Residential real estate is being radically transformed by wellness.

Our homes and surrounding environment directly affect our daily behaviors and lifestyles, and together determine up to 90 percent of our health outcomes. Since our homes are typically our most important personal investment and expenditure, it is only logical that they should also be an investment in our health and wellbeing.

The way our homes, neighborhoods, and cities have been built in the last century is reinforcing lifestyles that make us stressed, alienated, unhappy, and sick.

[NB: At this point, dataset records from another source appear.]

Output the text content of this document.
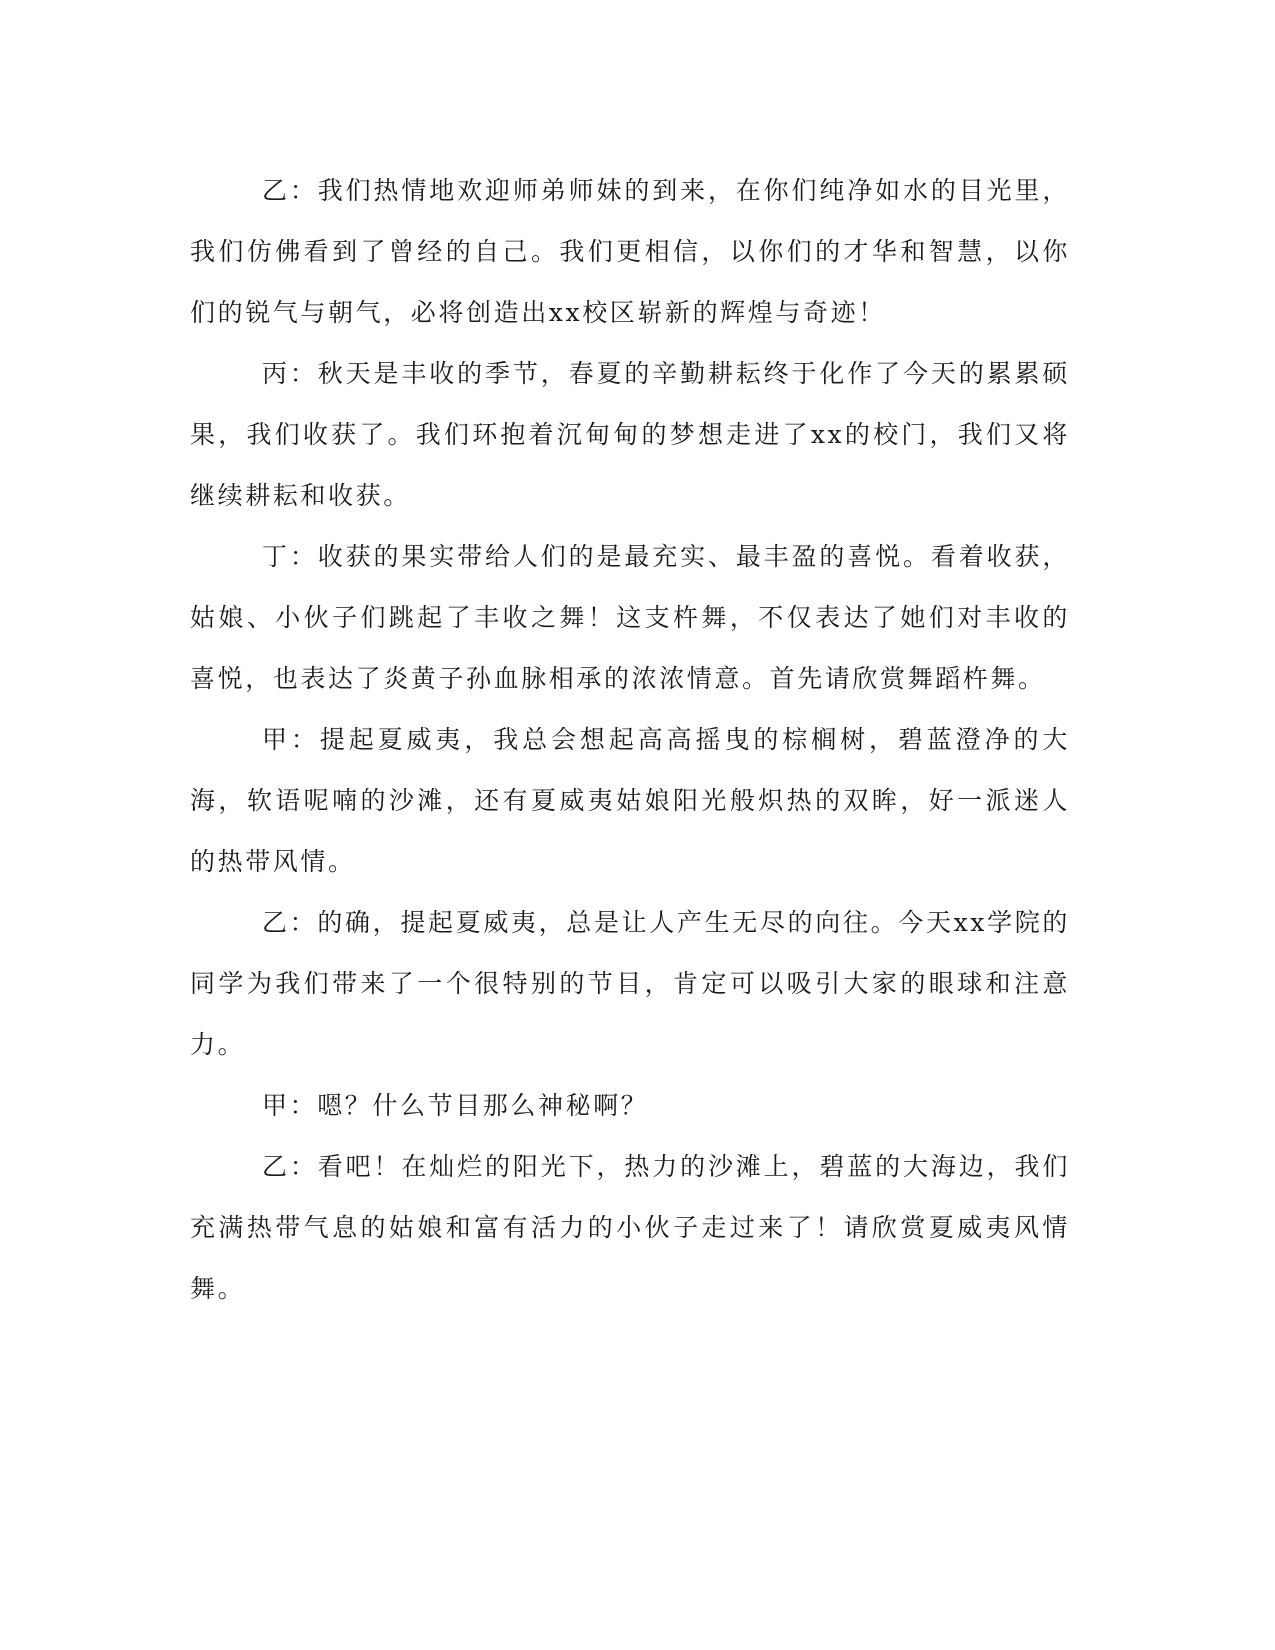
乙：我们热情地欢迎师弟师妹的到来，在你们纯净如水的目光里，我们仿佛看到了曾经的自己。我们更相信，以你们的才华和智慧，以你们的锐气与朝气，必将创造出xx校区崭新的辉煌与奇迹！

丙：秋天是丰收的季节，春夏的辛勤耕耘终于化作了今天的累累硕果，我们收获了。我们环抱着沉甸甸的梦想走进了xx的校门，我们又将继续耕耘和收获。

丁：收获的果实带给人们的是最充实、最丰盈的喜悦。看着收获，姑娘、小伙子们跳起了丰收之舞！这支杵舞，不仅表达了她们对丰收的喜悦，也表达了炎黄子孙血脉相承的浓浓情意。首先请欣赏舞蹈杵舞。

甲：提起夏威夷，我总会想起高高摇曳的棕榈树，碧蓝澄净的大海，软语呢喃的沙滩，还有夏威夷姑娘阳光般炽热的双眸，好一派迷人的热带风情。

乙：的确，提起夏威夷，总是让人产生无尽的向往。今天xx学院的同学为我们带来了一个很特别的节目，肯定可以吸引大家的眼球和注意力。

甲：嗯？什么节目那么神秘啊？

乙：看吧！在灿烂的阳光下，热力的沙滩上，碧蓝的大海边，我们充满热带气息的姑娘和富有活力的小伙子走过来了！请欣赏夏威夷风情舞。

Over the last hundred years science and technologies have brought great advances in engineering, sanitation, conveniences, entertainment and telecommunications into our homes. Yet, our modern living environment has also created new health risks: lack of physical activity, poor diet, stress, social isolation. Even as people live longer, more are living lonely, unhealthy and unhappy lives.

Wellness Core Principles
THE WELLNESS HOME

Gast Home represents a shift that puts people’s wellness at the center of the conception, design, creation and redevelopment of our homes. As we look to the future of wellness real estate, we can expect smarter use of technologies and innovations, new metrics to capture the Return on Wellness (ROW), and a deeper exploration of the relationships between physical and virtual communities and between our individual/personal wellness and community/planetary wellness.

  • Optimizing Wellness: We must build homes that enhance health and wellbeing
  • From passive to active wellness: our home should encourage proactive behaviors that drive wellness
  • From hardware to software: Bricks and Mortar needs supporting programming that nurture healthy behaviors and social connections
  • From “I” to “we”: Individual wellbeing is linked to the people around us
  • Wellness homes are proactively designed to support the holistic health of the people that live there
  • Wellness communities proactively pursue wellness across its many dimensions.  They can be rooted in a purpose built physical space, or an online community
  • Wellness lifestyles can be designed to optimize wellness in every aspect of one’s life

Holistically and intentionally designed wellness homes can have many positive impacts:

Minimizing environmental impacts on human health: reduce toxic substance exposure; improve sleep, reduce stress; and promote earth-friendly practices.
Supporting behavior change and healthier lifestyles: encourage movement, active lifestyle, mind-body health, and healthy eating; use nature to improve mental/psychological wellbeing.
Fostering a sense of place, community and belonging: smart design can encourage social encounters, increase community interactions, and build civic engagement.

Because a home designed for wellness has less to look at, you want everything you look at to be beautiful.